Władysław Ślewiński (1 June 1856 — 24 March 1918[1]) was a Polish painter. He was one of Gauguin's students and a leading artist of the Young Poland movement.[2]

Biography[edit]

Władysław Ślewiński was a Polish painter. He administered his estate in Poland before traveling to Paris in 1888. Once there he studied at the Académie Colarossi where he met Gauguin. The impression this encounter made on him and Gauguin's encouragement prompted Slewinski to dedicate himself to art. He submitted to Gauguin's artistic and personal influence, spending time with him in Paris and, from 1889, in Pont-Aven and Le Pouldu in Brittany.

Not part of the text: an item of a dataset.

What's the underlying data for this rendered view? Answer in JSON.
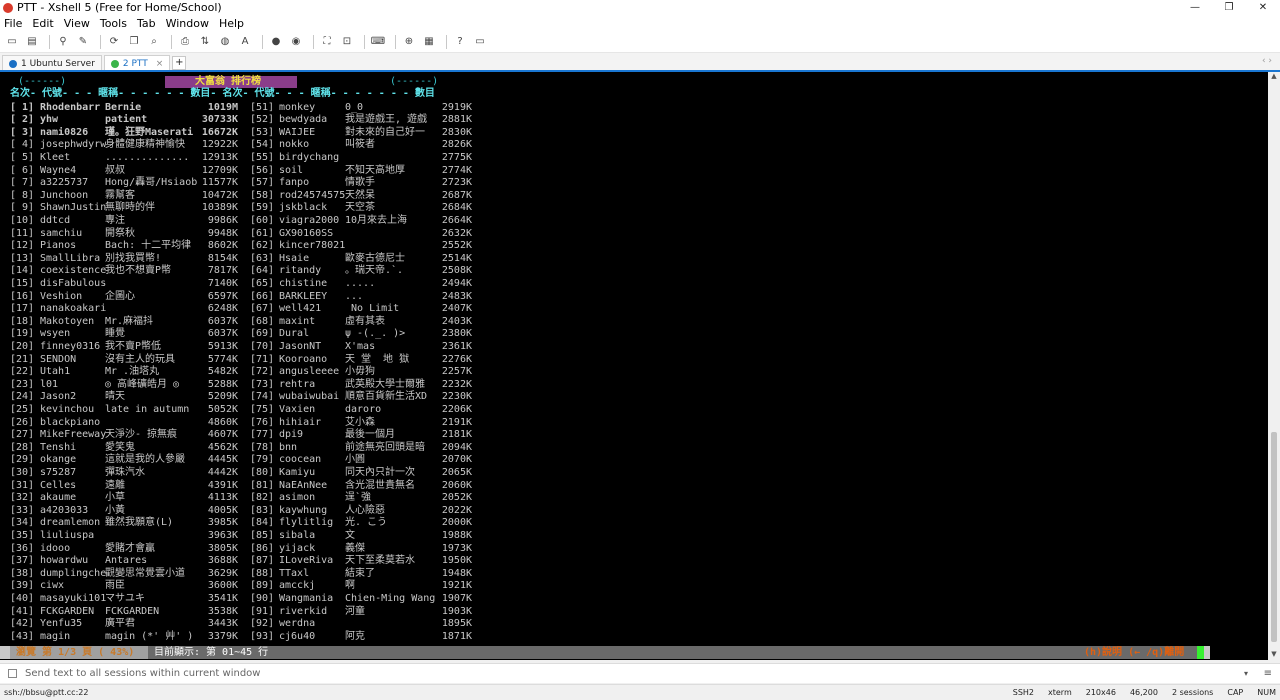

Seascapes painted during this period include Cliffs in Brittany. In 1891 Gauguin painted a portrait of Slewinski and presented it to him. During this period Slewinski exhibited in Paris, with some success, both at the Salon des Independents from 1895-1896 and the Galerie Georges Thomas from 1897-1898.

Philosophy[edit]

Woman Brushing her Hair, 1897.

Ślewiński's philosophy of art seems to stem from an excerpted statement of his about Gauguin: "He is so much an artist that he has to be wholly accepted or else rejected. I can feel him and accept him totally, for he suits my ideas of art and beauty". Beginning with his early works, he simplified forms and painted in flat areas. He encircled areas with contours, though he sometimes blended color into color. While he sometimes verged on abstraction, his lighting never departed completely from direct observation of nature. His approach to so-called subjective color was similar, as can be seen in some of the landscapes from the Tatra Mountains.

Perhaps more important for Ślewiński than the selective application of synthetism was his search – inspired by Gauguin – for simplicity and sincerity in places untouched by modern civilization as well as in objects of daily use. In his art, Ślewiński concentrated on the object, infusing its materiality with the reflective sensitivity of a painter. The form and color determined the painting's atmosphere. The artist used mainly earth colors, sometimes enlivened with stronger accents. He employed a repertoire of forms with curving contours, and painted without a drawn sketch, as was characteristic of the epoch.

References[edit]

  1. ^ "Ślewiński Władysław". Encyklopedia PWN (in Polish). PWN. Retrieved 18 February 2013. 
  2. ^ Młoda Polska. "Władysław Ślewiński". Młoda Polska.pl. Retrieved 18 August 2011.